N.J. Gov. says U.S. needs national pandemic strategy with masks “at the core” (Video)

WASHINGTON — Two governors from opposite parties issued warnings Sunday to Americans celebrating the Independence Day holiday as the coronavirus pandemic continues to rage across the country, stressing the importance of wearing masks to curb the spread.

In an interview with “Meet the Press,” Gov. Phil Murphy, D-N.J., whose state saw one of the earlier coronavirus spikes, recounted the “enormous price” the state has already paid — more than 13,000 dead from the virus.

Murphy said Americans should continue to follow public health guidelines but also called for a national strategy that he said is imperative to controlling the virus’ spread. The White House has repeatedly deferred to state and local officials, instead offering unenforced guidelines and sending mixed messages on things like masks.
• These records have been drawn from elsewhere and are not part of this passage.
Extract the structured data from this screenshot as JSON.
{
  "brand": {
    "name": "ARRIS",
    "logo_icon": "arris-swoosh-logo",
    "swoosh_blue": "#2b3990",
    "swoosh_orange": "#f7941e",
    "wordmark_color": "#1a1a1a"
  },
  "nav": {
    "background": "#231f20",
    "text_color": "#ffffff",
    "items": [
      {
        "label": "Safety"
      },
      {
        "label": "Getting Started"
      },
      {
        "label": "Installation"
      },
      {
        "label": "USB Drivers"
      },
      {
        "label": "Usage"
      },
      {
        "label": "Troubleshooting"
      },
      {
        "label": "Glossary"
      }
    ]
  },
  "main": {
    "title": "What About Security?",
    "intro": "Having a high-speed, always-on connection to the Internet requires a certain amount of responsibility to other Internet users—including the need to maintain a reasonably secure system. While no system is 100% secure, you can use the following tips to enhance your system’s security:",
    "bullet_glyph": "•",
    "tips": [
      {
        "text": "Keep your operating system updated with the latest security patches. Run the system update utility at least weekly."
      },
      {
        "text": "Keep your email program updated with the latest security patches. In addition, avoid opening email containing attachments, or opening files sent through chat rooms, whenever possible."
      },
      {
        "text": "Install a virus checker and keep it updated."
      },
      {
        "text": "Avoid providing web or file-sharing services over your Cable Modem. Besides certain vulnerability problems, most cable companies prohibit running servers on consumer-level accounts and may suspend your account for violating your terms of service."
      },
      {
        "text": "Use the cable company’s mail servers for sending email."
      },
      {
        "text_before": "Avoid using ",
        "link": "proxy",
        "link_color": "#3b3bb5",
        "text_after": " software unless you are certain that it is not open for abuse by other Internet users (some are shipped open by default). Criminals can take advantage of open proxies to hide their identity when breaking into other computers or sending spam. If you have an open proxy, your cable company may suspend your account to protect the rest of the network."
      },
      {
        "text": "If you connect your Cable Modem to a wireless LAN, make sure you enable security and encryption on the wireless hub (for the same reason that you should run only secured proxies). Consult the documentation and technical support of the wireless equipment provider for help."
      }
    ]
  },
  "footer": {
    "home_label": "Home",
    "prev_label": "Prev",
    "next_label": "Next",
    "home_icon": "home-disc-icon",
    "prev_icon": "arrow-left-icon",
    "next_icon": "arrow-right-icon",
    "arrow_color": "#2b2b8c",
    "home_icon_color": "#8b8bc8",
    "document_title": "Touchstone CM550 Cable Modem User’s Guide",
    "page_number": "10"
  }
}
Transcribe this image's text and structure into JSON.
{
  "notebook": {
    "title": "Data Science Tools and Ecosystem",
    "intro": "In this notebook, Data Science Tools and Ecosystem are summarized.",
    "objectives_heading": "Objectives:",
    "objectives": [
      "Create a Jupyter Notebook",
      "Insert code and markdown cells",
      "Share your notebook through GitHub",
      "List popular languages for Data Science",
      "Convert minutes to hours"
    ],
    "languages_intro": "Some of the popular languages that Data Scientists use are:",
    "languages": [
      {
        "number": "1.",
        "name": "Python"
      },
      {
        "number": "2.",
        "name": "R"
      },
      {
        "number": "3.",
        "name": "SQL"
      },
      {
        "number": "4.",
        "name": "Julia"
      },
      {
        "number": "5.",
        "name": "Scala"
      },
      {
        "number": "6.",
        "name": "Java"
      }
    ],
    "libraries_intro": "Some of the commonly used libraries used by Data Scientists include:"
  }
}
“We are only as strong as our weakest link,” Murphy said of the state-by-state strategy.

“We went through hell. We cannot afford to go through hell again. We need a national strategy, I think, right now, and masking has to be at the core of that.”

There have now been more than 2.8 million coronavirus cases and over 130,000 deaths attributable to the virus, according to an NBC News analysis. Nine of the worst days for new cases in the U.S. came in the past 10 days, and 17 states reported single-day highs in cases last week alone.

President Donald Trump has repeatedly said that the rise in infections is a result of an increase in testing. It’s true that America has ramped up its testing capacity in recent months, now testing at least 600,000 people in each of the last five days, according to The COVID Tracking Project. But health experts tell NBC News that an increase in cases can’t solely be explained by testing, and that decreased social distancing has also played a significant role.

“We’ve done this natural experiment a couple of times now. We know that when we go back to living like we we’re not living in a pandemic, we end up with more cases. And those end up in more hospitalizations, which lead to more deaths,” said Dr. Nahid Bhadelia, the medical director of Special Pathogens Unit at Boston University School of Medicine.